How do we forge meaningful conversations with the people around us? That is the question we asked ourselves this past semester in Designing Civic Conversations, an elective taught by Design PHD Michael Arnold Mages. Intimate and discussion-centered, the class of seven was made up of public policy and design grads eager to learn how community outreach and engagement can impact local policy.
Our class was given a specific focus: homelessness in the Pittsburgh region. We were tasked with designing a public event that would engage community members and stakeholders around the issue. Early on in class discussions, we asked: As non-experts, how can we change the public’s perception of people experiencing homelessness? Can we spark conversations outside our event and catalyze citizens to take action? Through research, planning and the creative process, we brought our ideas to life.
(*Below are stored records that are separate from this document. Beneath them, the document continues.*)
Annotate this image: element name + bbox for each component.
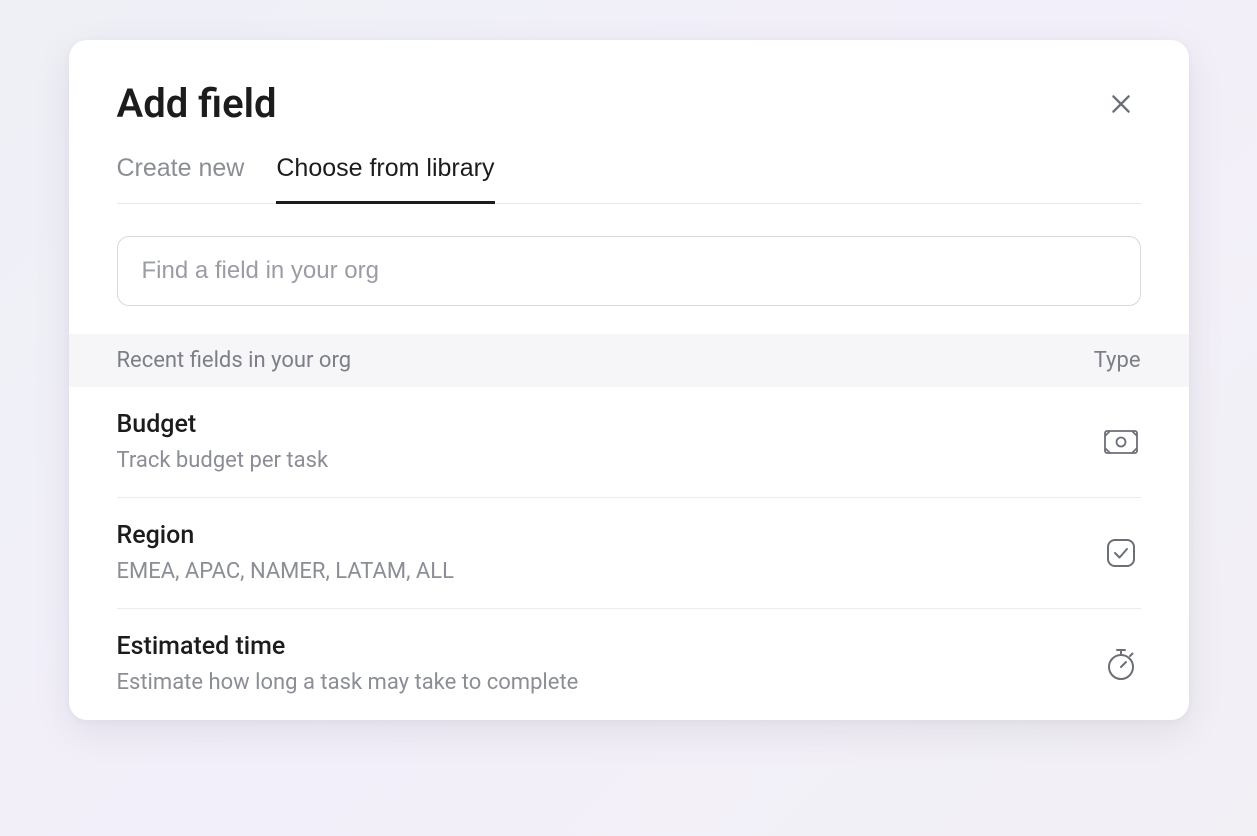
modal-header: Add field Create new Choose from library [69,40,1189,204]
field-name: Estimated time [117,631,1077,664]
currency-icon [1101,422,1141,462]
tab-create-new[interactable]: Create new [117,154,245,204]
add-field-modal: Add field Create new Choose from library… [69,40,1189,720]
field-row-region[interactable]: Region EMEA, APAC, NAMER, LATAM, ALL [117,498,1141,609]
field-row-budget[interactable]: Budget Track budget per task [117,387,1141,498]
section-label: Recent fields in your org [117,348,352,373]
field-description: Track budget per task [117,446,1077,476]
close-button[interactable] [1101,84,1141,124]
field-list: Budget Track budget per task Region EMEA… [69,387,1189,720]
section-header: Recent fields in your org Type [69,334,1189,387]
field-row-text: Budget Track budget per task [117,409,1077,475]
title-row: Add field [117,82,1141,126]
field-name: Budget [117,409,1077,442]
modal-title: Add field [117,82,277,126]
field-description: EMEA, APAC, NAMER, LATAM, ALL [117,557,1077,587]
field-description: Estimate how long a task may take to com… [117,668,1077,698]
section-type-label: Type [1094,348,1141,373]
tab-choose-from-library[interactable]: Choose from library [276,154,494,204]
select-icon [1101,533,1141,573]
search-input[interactable] [117,236,1141,306]
stopwatch-icon [1101,644,1141,684]
close-icon [1108,91,1134,117]
search-wrap [69,204,1189,334]
tabs: Create new Choose from library [117,154,1141,204]
field-row-estimated-time[interactable]: Estimated time Estimate how long a task … [117,609,1141,719]
field-row-text: Region EMEA, APAC, NAMER, LATAM, ALL [117,520,1077,586]
field-name: Region [117,520,1077,553]
field-row-text: Estimated time Estimate how long a task … [117,631,1077,697]
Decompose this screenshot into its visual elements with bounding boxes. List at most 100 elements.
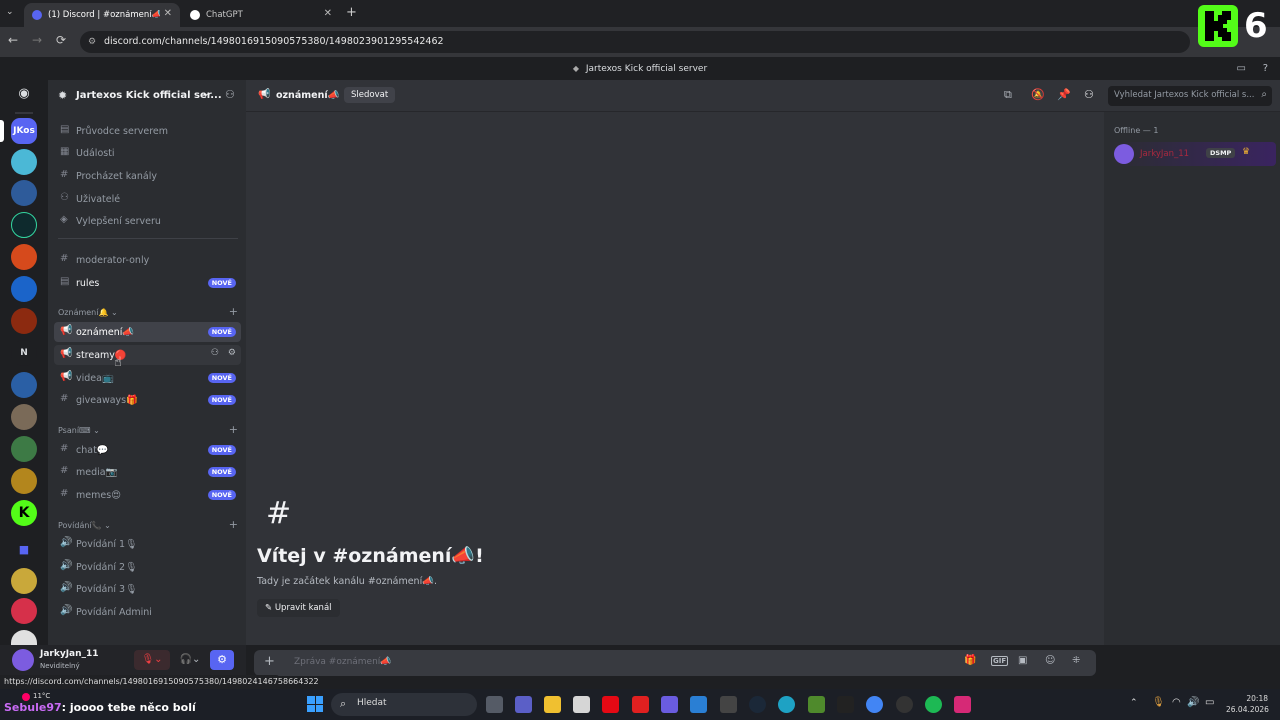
mute-mic-icon[interactable]: 🎙⌄ [134,650,170,670]
category-psani[interactable]: Psaní⌨ ⌄ [58,426,100,435]
clock-time[interactable]: 20:18 [1238,694,1268,703]
search-input[interactable]: Vyhledat Jartexos Kick official s... ⌕ [1108,86,1272,106]
url-field[interactable]: ⚙ discord.com/channels/14980169150905753… [80,31,1190,53]
server-icon-6[interactable] [11,276,37,302]
close-tab-icon[interactable]: ✕ [164,8,172,19]
headphones-icon[interactable]: 🎧⌄ [174,650,206,670]
username[interactable]: JarkyJan_11 [40,649,99,659]
channel-giveaways[interactable]: # giveaways🎁 NOVÉ [54,390,241,410]
emoji-icon[interactable]: ☺ [1045,655,1055,666]
tab-chatgpt[interactable]: ChatGPT ✕ [182,3,340,27]
server-icon-3[interactable] [11,180,37,206]
chrome-icon[interactable] [866,696,883,713]
member-list-icon[interactable]: ⚇ [1084,88,1094,101]
tab-list-icon[interactable]: ⌄ [6,7,14,17]
netflix-icon[interactable] [602,696,619,713]
channel-memes[interactable]: # memes😍 NOVÉ [54,485,241,505]
folder-icon[interactable]: ■ [11,536,37,562]
gift-icon[interactable]: 🎁 [964,655,976,666]
add-channel-icon[interactable]: + [229,518,238,531]
tab-discord[interactable]: (1) Discord | #oznámení📣 | Jar ✕ [24,3,180,27]
edit-channel-button[interactable]: ✎ Upravit kanál [257,599,340,617]
server-icon-7[interactable] [11,308,37,334]
gear-icon[interactable]: ⚙ [228,348,236,358]
battery-icon[interactable]: ▭ [1205,697,1214,708]
avatar[interactable] [12,649,34,671]
app-l-icon[interactable] [632,696,649,713]
voice-channel-2[interactable]: 🔊 Povídání 2🎙 [54,557,241,577]
voice-channel-3[interactable]: 🔊 Povídání 3🎙 [54,579,241,599]
channel-streamy[interactable]: 📢 streamy🔴 ⚇ ⚙ [54,345,241,365]
channel-videa[interactable]: 📢 videa📺 NOVÉ [54,368,241,388]
sidebar-item-boost[interactable]: ◈ Vylepšení serveru [54,211,241,231]
channel-moderator-only[interactable]: # moderator-only [54,250,241,270]
server-icon-15[interactable] [11,568,37,594]
member-row[interactable]: JarkyJan_11 DSMP ♛ [1110,142,1276,166]
weather-icon[interactable] [22,693,30,701]
volume-icon[interactable]: 🔊 [1187,697,1199,708]
server-icon-16[interactable] [11,598,37,624]
user-settings-gear-icon[interactable]: ⚙ [210,650,234,670]
reload-icon[interactable]: ⟳ [56,33,66,47]
start-windows-icon[interactable] [307,696,323,712]
category-povidani[interactable]: Povídání📞 ⌄ [58,521,111,530]
sticker-icon[interactable]: ▣ [1018,655,1027,666]
server-icon-11[interactable] [11,436,37,462]
server-n[interactable]: N [11,340,37,366]
discord-home-icon[interactable]: ◉ [11,80,37,106]
close-tab-icon[interactable]: ✕ [324,8,332,19]
server-header[interactable]: ✹ Jartexos Kick official ser... ⌄ ⚇ [48,80,246,112]
store-icon[interactable] [573,696,590,713]
add-channel-icon[interactable]: + [229,423,238,436]
site-info-icon[interactable]: ⚙ [88,31,96,53]
notification-bell-icon[interactable]: 🔕 [1031,88,1045,101]
minecraft-icon[interactable] [808,696,825,713]
server-icon-5[interactable] [11,244,37,270]
new-tab-icon[interactable]: + [346,5,357,20]
sidebar-item-members[interactable]: ⚇ Uživatelé [54,189,241,209]
inbox-icon[interactable]: ▭ [1237,57,1246,80]
back-icon[interactable]: ← [8,33,18,47]
forward-icon[interactable]: → [32,33,42,47]
instagram-icon[interactable] [954,696,971,713]
voice-channel-admini[interactable]: 🔊 Povídání Admini [54,602,241,622]
file-explorer-icon[interactable] [544,696,561,713]
pin-icon[interactable]: 📌 [1057,88,1071,101]
clock-date[interactable]: 26.04.2026 [1226,705,1269,714]
follow-button[interactable]: Sledovat [344,87,396,103]
message-composer[interactable]: + Zpráva #oznámení📣 🎁 GIF ▣ ☺ ⁜ [254,650,1096,676]
category-oznameni[interactable]: Oznámení🔔 ⌄ [58,308,118,317]
apps-icon[interactable]: ⁜ [1072,655,1080,666]
threads-icon[interactable]: ⧉ [1004,88,1012,102]
server-icon-10[interactable] [11,404,37,430]
server-icon-12[interactable] [11,468,37,494]
terminal-icon[interactable] [837,696,854,713]
channel-media[interactable]: # media📷 NOVÉ [54,462,241,482]
server-icon-2[interactable] [11,149,37,175]
server-icon-9[interactable] [11,372,37,398]
tray-chevron-icon[interactable]: ⌃ [1130,698,1138,708]
microphone-icon[interactable]: 🎙 [1152,697,1165,708]
spotify-icon[interactable] [925,696,942,713]
taskbar-search-input[interactable]: ⌕ Hledat [331,693,477,716]
channel-oznameni[interactable]: 📢 oznámení📣 NOVÉ [54,322,241,342]
add-attachment-icon[interactable]: + [264,654,275,669]
obs-icon[interactable] [896,696,913,713]
steam-icon[interactable] [749,696,766,713]
server-icon-17[interactable] [11,630,37,645]
app-blue-icon[interactable] [690,696,707,713]
teams-icon[interactable] [515,696,532,713]
pc-app-icon[interactable] [720,696,737,713]
invite-icon[interactable]: ⚇ [211,348,219,358]
task-view-icon[interactable] [486,696,503,713]
video-editor-icon[interactable] [661,696,678,713]
sidebar-item-browse[interactable]: # Procházet kanály [54,166,241,186]
invite-people-icon[interactable]: ⚇ [225,88,235,101]
server-kick[interactable]: K [11,500,37,526]
help-icon[interactable]: ? [1263,57,1268,80]
edge-icon[interactable] [778,696,795,713]
gif-icon[interactable]: GIF [991,656,1009,666]
wifi-icon[interactable]: ◠ [1172,697,1181,708]
server-jkos[interactable]: JKos [11,118,37,144]
channel-rules[interactable]: ▤ rules NOVÉ [54,273,241,293]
Homelessness is any city is a complex issue. You have people with powerful stories living on the street, nonprofits and government organizations offering services with limited budgets, city officials making housing policies and dozens of other influencing factors shaping the wicked web. In order to engage our community around homelessness, we found it essential to generate empathy for people living without shelter, through both visual and physical storytelling. Designed as the first event in a series, we sought to share stories from the homeless and encourage people to reframe their biases. To do this, we organized a “Humans of New York” style micro-exhibit and journeying card game called Carrying Homelessness.
We started the semester by creating stakeholder maps that helped us understand the actors, effects and needs of people experiencing homelessness. Through weekly readings, we also learned the value of placemaking, the challenge of addressing wicked problems and communicating effectively. Design theorists, Rittel and Webber explain that the real wicked problem in society is defining the problem itself. For example, most of us identify problems and muster solutions that aligns with our worldview and mental models. It’s not that this is wrong, it’s that there are many possible problems and solutions in a complex society. With this in mind, we made it a point to connect with experienced stakeholders, including Pittsburgh city officials, housing service providers, grassroots organizers and individuals experiencing homelessness in the Pittsburgh community.
Design & Testing
After conducting research and developing event proposals, we integrated the best ideas to create an interactive event: Carrying Homelessness. The event entailed a journeying card game and micro-exhibit that targeted college students. The goal was to break the stigma around people experiencing homelessness and generate more empathy by sharing stories. We spent several class periods testing the journeying card game with students and teachers.
I led the design of the card game. It was developed to be an interactive activity simulating the homelessness experience in Pittsburgh. Through user-testing and input from my class, I determined that attendees would be given playing cards that guide them through the exhibit and unhinge a set of life choices determining their level of housing insecurity. The activity would demonstrate how health, money, and personal relationships combine with social inequality to shape the journey of homelessness.
In addition to the card game, we spoke with people in the homelessness community to learn about the things they carry with them when living on the streets or in a shelter. With these powerful vignettes, we developed posters to share their stories to the Pittsburgh community.
Carrying Homelessness: The Event
We held the event in Schenley Plaza, a public space often used by people in the homeless community. It was a cold day, but we had hot coffee for passerbyers and large posters visible to the sidewalk. The posters brought in students walking to and from class, interested in a quick look at the images and narratives told by people experiencing homelessness in Pittsburgh. Families, professors and leisurely students were also eager to test the journeying game and provided feedback about their experience. As designers, we are taught that a project is never finished, so the event was a valuable way to collect feedback on the experience. Here are a few things we heard:
-Empathy was the clear theme. People said it was a good idea and a fun game that made them think about their own relationships and health challenges.
-Excellent way to practice empathy in a really short period of time
-People wanted more conversation about their cards, more reflection points
Carrying Homelessness was a success. The event attracted more than two dozen University of Pittsburgh and Carnegie Mellon students and staff, as well as community members. As a class, we learned how to plan and facilitate a public event that used visual and experiential storytelling to generate conversations among community members. By carrying out a series of events with local stakeholders, these types of one-on-one conversations can generate buzz, catching the attention of city and county officials. Although we had a limited amount of time to dedicate to the project, we hope people continue discussing their experience to friends and use empathy to bridge communities across Pittsburgh.